Trinamul leaders in Darjeeling and Kalimpong hills have decided to underscore the necessity of having elected panchayat functionaries in the hills before central leaders of the party.
They also seek to inform senior state ministers like Subrata Mukherjee that having elected panchayat boards in the hills would help the Mamata Banerjee government expedite implementation of social welfare schemes in the rural areas.
In the hills, the area under the Darjeeling Gorkha Hill Council (DGHC) earlier and now under the Gorkhaland Territorial Administration (GTA), the last panchayat samiti election was held in 2000.
The region comprises Darjeeling district, minus Siliguri subdivision, and the entire Kalimpong district.
After the DGHC was formed in 1988 through a constitutional amendment, the three-tier panchayat system changed to two-tier, without the uppermost tier or the zilla parishad, and with gram panchayat and panchayat samiti remaining.

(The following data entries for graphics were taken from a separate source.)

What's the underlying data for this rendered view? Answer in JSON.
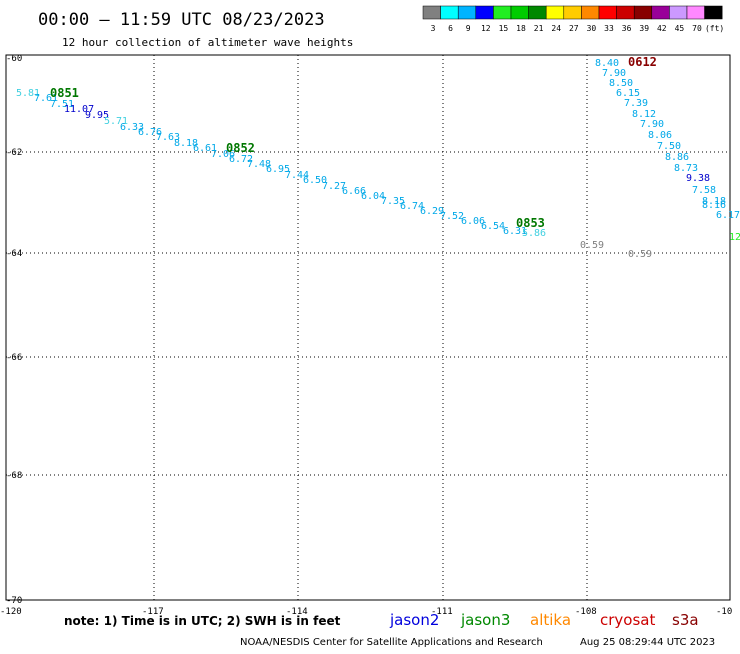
{
  "title": "00:00 – 11:59 UTC 08/23/2023",
  "subtitle": "12 hour collection of altimeter wave heights",
  "color_scale": {
    "colors": [
      "#808080",
      "#00ffff",
      "#00b4ff",
      "#0000ff",
      "#22ee22",
      "#00cc00",
      "#008800",
      "#ffff00",
      "#ffcc00",
      "#ff8800",
      "#ff0000",
      "#cc0000",
      "#880000",
      "#990099",
      "#cc99ff",
      "#ff88ff",
      "#000000"
    ],
    "labels": [
      "3",
      "6",
      "9",
      "12",
      "15",
      "18",
      "21",
      "24",
      "27",
      "30",
      "33",
      "36",
      "39",
      "42",
      "45",
      "70",
      "(ft)"
    ]
  },
  "axes": {
    "lat_labels": [
      "-60",
      "-62",
      "-64",
      "-66",
      "-68",
      "-70"
    ],
    "lon_labels": [
      "-120",
      "-117",
      "-114",
      "-111",
      "-108",
      "-10"
    ]
  },
  "pass_labels": [
    {
      "text": "0851",
      "color": "#007700"
    },
    {
      "text": "0852",
      "color": "#007700"
    },
    {
      "text": "0853",
      "color": "#007700"
    },
    {
      "text": "0612",
      "color": "#880000"
    }
  ],
  "readings": [
    {
      "v": "5.81",
      "c": "#40d0e0"
    },
    {
      "v": "7.61",
      "c": "#00a8e8"
    },
    {
      "v": "7.51",
      "c": "#00a8e8"
    },
    {
      "v": "11.07",
      "c": "#0000cc"
    },
    {
      "v": "9.95",
      "c": "#0000cc"
    },
    {
      "v": "5.71",
      "c": "#40d0e0"
    },
    {
      "v": "6.33",
      "c": "#00a8e8"
    },
    {
      "v": "6.76",
      "c": "#00a8e8"
    },
    {
      "v": "7.63",
      "c": "#00a8e8"
    },
    {
      "v": "8.18",
      "c": "#00a8e8"
    },
    {
      "v": "6.61",
      "c": "#00a8e8"
    },
    {
      "v": "7.06",
      "c": "#00a8e8"
    },
    {
      "v": "6.72",
      "c": "#00a8e8"
    },
    {
      "v": "7.48",
      "c": "#00a8e8"
    },
    {
      "v": "6.95",
      "c": "#00a8e8"
    },
    {
      "v": "7.44",
      "c": "#00a8e8"
    },
    {
      "v": "6.50",
      "c": "#00a8e8"
    },
    {
      "v": "7.27",
      "c": "#00a8e8"
    },
    {
      "v": "6.66",
      "c": "#00a8e8"
    },
    {
      "v": "6.04",
      "c": "#00a8e8"
    },
    {
      "v": "7.35",
      "c": "#00a8e8"
    },
    {
      "v": "6.74",
      "c": "#00a8e8"
    },
    {
      "v": "6.29",
      "c": "#00a8e8"
    },
    {
      "v": "7.52",
      "c": "#00a8e8"
    },
    {
      "v": "6.06",
      "c": "#00a8e8"
    },
    {
      "v": "6.54",
      "c": "#00a8e8"
    },
    {
      "v": "6.31",
      "c": "#00a8e8"
    },
    {
      "v": "5.86",
      "c": "#40d0e0"
    },
    {
      "v": "8.40",
      "c": "#00a8e8"
    },
    {
      "v": "7.90",
      "c": "#00a8e8"
    },
    {
      "v": "8.50",
      "c": "#00a8e8"
    },
    {
      "v": "6.15",
      "c": "#00a8e8"
    },
    {
      "v": "7.39",
      "c": "#00a8e8"
    },
    {
      "v": "8.12",
      "c": "#00a8e8"
    },
    {
      "v": "7.90",
      "c": "#00a8e8"
    },
    {
      "v": "8.06",
      "c": "#00a8e8"
    },
    {
      "v": "7.50",
      "c": "#00a8e8"
    },
    {
      "v": "8.86",
      "c": "#00a8e8"
    },
    {
      "v": "8.73",
      "c": "#00a8e8"
    },
    {
      "v": "9.38",
      "c": "#0000cc"
    },
    {
      "v": "7.58",
      "c": "#00a8e8"
    },
    {
      "v": "8.18",
      "c": "#00a8e8"
    },
    {
      "v": "8.16",
      "c": "#00a8e8"
    },
    {
      "v": "6.17",
      "c": "#00a8e8"
    },
    {
      "v": "12",
      "c": "#22ee22"
    },
    {
      "v": "0.59",
      "c": "#808080"
    },
    {
      "v": "0.59",
      "c": "#808080"
    }
  ],
  "note": "note: 1) Time is in UTC; 2) SWH is in feet",
  "satellites": [
    {
      "name": "jason2",
      "color": "#0000dd"
    },
    {
      "name": "jason3",
      "color": "#008800"
    },
    {
      "name": "altika",
      "color": "#ff8800"
    },
    {
      "name": "cryosat",
      "color": "#cc0000"
    },
    {
      "name": "s3a",
      "color": "#880000"
    }
  ],
  "credit_left": "NOAA/NESDIS Center for Satellite Applications and Research",
  "credit_right": "Aug 25 08:29:44 UTC 2023"
}
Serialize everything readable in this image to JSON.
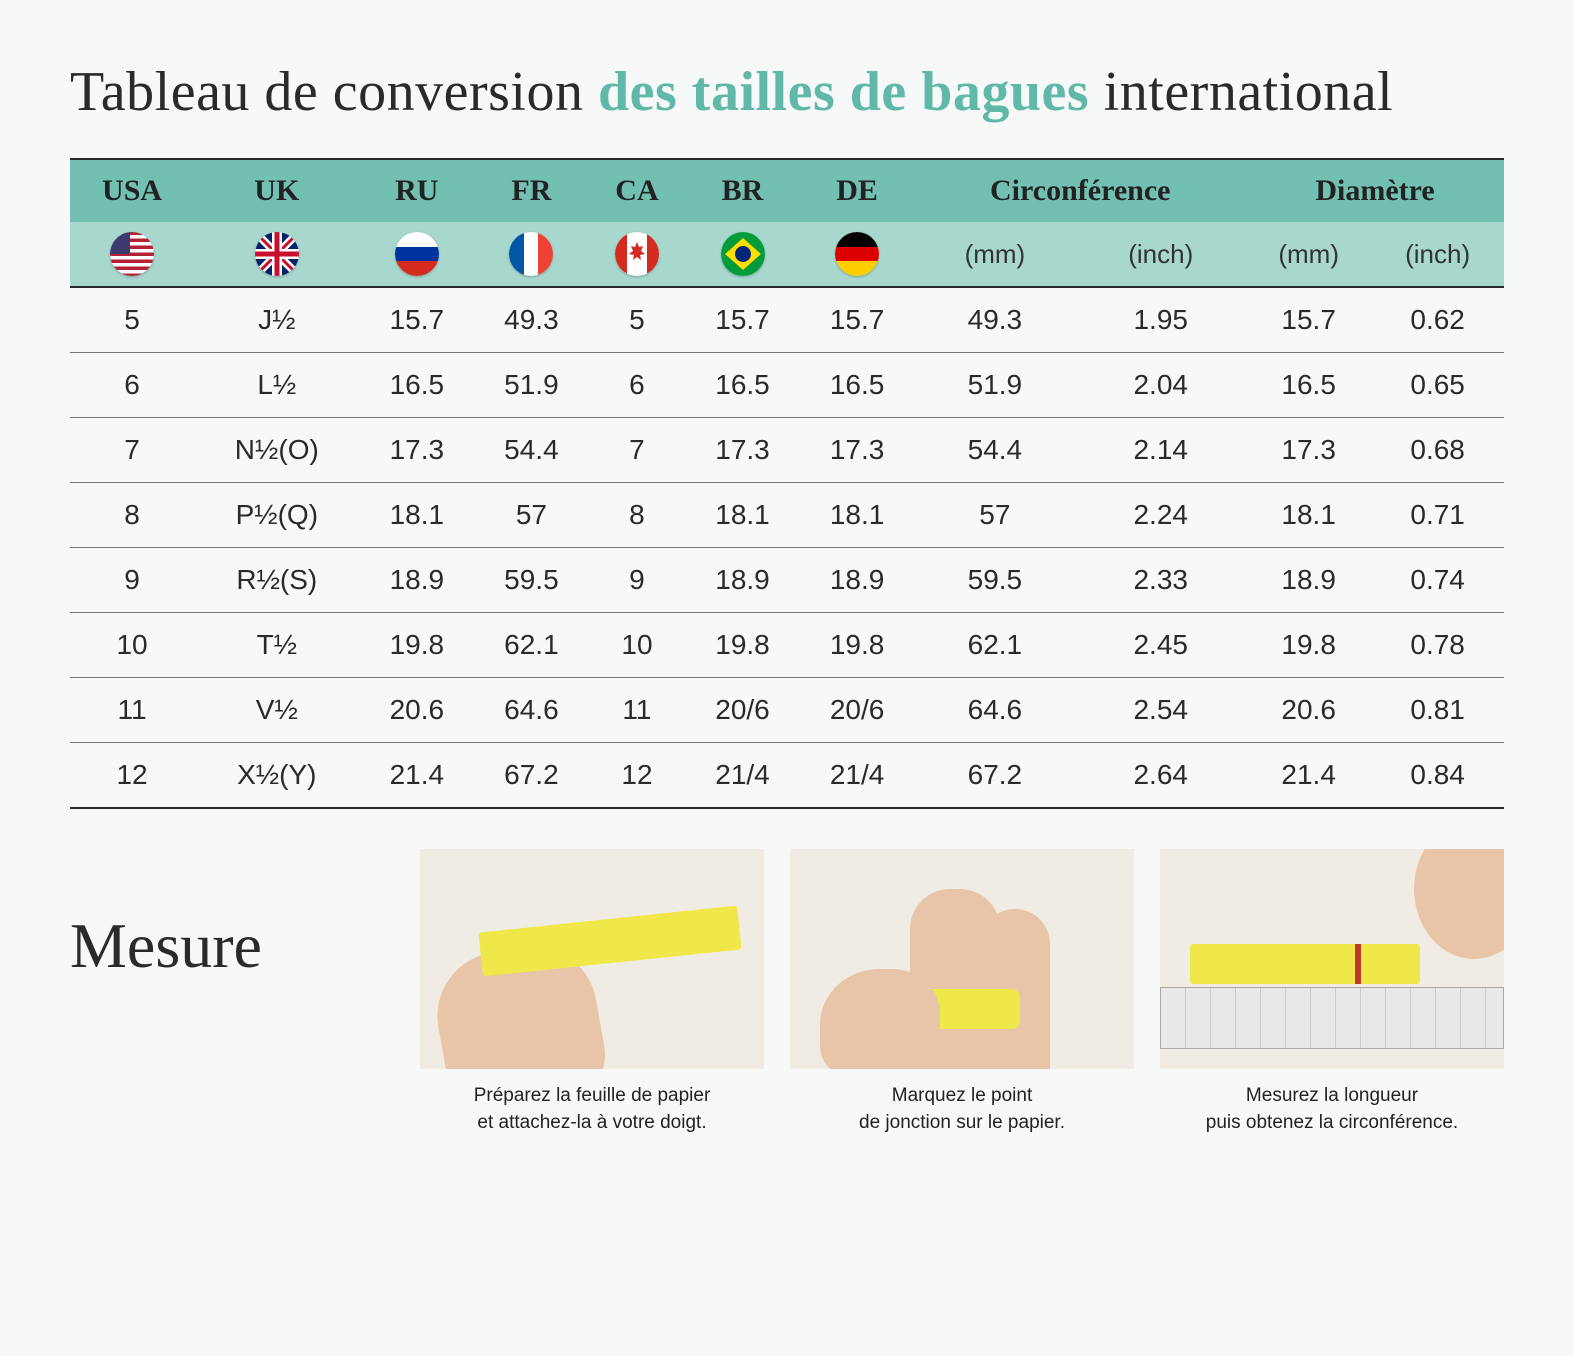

“However, since then, elections for the panchayat samiti (the second tier), have never been held in hills. The only election was for 70 gram panchayats spread across eight blocks. As elections in the panchayat samiti were not held after 2000, there is no elected representative in the panchayats since 2005. For past 16 years, these rural bodies are being managed by officials and employees,” said a veteran in hill politics.
Also, after the GTA was formed in 2012, its board members were elected. However, the tenure of the elected board of GTA expired in 2017, and since then, there is no elected member. For almost three years now, the GTA is being run by a board of administrators.
L.B. Rai, the president of Darjeeling (hills) Trinamul, said they would soon pass a resolution in the party on the issue.
“We will send the resolution to the chief minister, also our party chief, that it is a must to have elected rural bodies in the hills. A delegation of the party will meet state panchayat and rural development minister Subrata Mukherjee on the issue. The rural polls in hills are important as it would help in faster implementation of social welfare and infrastructure schemes and help the state reach out to the rural populace,” said Rai.
A senior Trinamul leader in the hills said that young voters hardly know about panchayat elections and it was time rural bodies are revived.